In celebration of the city of Cambridge and of the country’s oldest University, the joyous peal of bells will ring throughout Cambridge today (May 26).
For the 23rd consecutive year, a number of neighboring churches and institutions will ring their bells at the conclusion of Harvard’s 360th Commencement exercises. The bells will ring at 11:30 a.m. for approximately 15 minutes, just after the sheriff of Middlesex County declares the Commencement exercises adjourned.
The deep-toned bell in the Memorial Church tower — for years the only bell to acknowledge the festival rites of Commencement — will be joined by the bells at Lowell House, Harvard Business School, Harvard Divinity School, the historic 13-bell “Harvard Chime” of Christ Church Cambridge, the bells of the Church of the New Jerusalem, First Church Congregational, First Parish Unitarian Universalist, St. Paul Roman Catholic Church, St. Peter’s Roman Catholic Church, University Lutheran Church, Holy Trinity Armenian Apostolic Church, and St. Anthony’s Church.
Bells were already in use at Harvard in 1643 when “New England’s First Fruits,” published in London that year, set forth some College rules: “Every Schollar shall be present in his tutor’s chambers at the 7th houre in the morning, immediately after the sound of the bell … opening the Scripture and prayer.”
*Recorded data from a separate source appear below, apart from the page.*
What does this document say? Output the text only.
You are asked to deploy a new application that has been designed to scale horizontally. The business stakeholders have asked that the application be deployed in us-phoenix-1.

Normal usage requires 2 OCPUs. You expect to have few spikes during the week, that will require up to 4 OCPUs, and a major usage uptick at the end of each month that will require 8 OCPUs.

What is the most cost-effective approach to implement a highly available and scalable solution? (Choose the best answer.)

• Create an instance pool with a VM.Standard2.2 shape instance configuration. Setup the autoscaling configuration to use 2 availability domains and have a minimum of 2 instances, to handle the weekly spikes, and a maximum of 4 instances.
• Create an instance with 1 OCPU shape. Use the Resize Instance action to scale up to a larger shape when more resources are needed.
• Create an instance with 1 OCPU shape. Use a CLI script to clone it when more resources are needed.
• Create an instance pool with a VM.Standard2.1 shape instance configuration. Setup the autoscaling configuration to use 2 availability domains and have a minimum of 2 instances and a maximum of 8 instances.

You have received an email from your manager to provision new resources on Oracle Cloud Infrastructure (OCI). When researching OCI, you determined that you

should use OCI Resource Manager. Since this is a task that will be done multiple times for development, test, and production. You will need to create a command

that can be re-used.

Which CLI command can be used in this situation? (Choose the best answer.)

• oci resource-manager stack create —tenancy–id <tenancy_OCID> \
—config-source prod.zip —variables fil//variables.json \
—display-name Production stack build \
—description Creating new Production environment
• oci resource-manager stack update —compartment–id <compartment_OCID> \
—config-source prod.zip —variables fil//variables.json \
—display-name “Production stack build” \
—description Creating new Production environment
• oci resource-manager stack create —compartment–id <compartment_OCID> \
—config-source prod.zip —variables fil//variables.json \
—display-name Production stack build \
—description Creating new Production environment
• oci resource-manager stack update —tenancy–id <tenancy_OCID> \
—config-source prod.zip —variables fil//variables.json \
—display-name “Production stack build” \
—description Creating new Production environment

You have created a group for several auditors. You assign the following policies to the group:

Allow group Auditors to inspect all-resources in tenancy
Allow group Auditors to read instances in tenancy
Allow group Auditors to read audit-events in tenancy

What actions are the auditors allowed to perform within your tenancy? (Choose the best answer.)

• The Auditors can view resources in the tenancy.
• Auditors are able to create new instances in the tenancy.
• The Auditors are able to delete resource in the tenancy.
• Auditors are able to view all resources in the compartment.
Three of the 15 bells known to have been in use in Massachusetts before 1680 were hung within the precincts of the present College Yard, including the original College bell and the bell of the First Parish Church, which has ties with Harvard that date from its founding. Harvard’s first Commencement was held in the church’s meetinghouse. One of the chief reasons for selecting Cambridge as the site of the College was the proximity of this church and its minister, Rev. Thomas Shepard, a clergyman of “marked ability and piety.”
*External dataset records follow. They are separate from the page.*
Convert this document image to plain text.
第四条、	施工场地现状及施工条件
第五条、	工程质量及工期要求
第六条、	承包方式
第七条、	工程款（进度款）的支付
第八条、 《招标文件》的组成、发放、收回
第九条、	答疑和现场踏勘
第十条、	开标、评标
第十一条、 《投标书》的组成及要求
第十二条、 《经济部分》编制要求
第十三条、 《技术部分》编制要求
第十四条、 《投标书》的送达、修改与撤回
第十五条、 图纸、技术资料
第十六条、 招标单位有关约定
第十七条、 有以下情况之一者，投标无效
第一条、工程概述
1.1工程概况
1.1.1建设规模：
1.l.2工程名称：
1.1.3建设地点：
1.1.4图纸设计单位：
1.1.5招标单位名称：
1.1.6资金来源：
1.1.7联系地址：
Another church ringing its bells in celebration is Christ Church Cambridge. The oldest church in the area, it houses the “Harvard Chime,” the name given to the chime of bells cast for the church in anticipation of its 1861 centennial.
Referring in 1893 to the “Harvard Chime,” Samuel Batchelder wrote, “From the outset the bells were considered as a common object of interest and enjoyment for the whole city, and their intimate connection with the University made it an expressed part of their purpose that they should be rung, not alone on church days but also on all festivals and special occasions of the college, a custom which has continued to the present time.”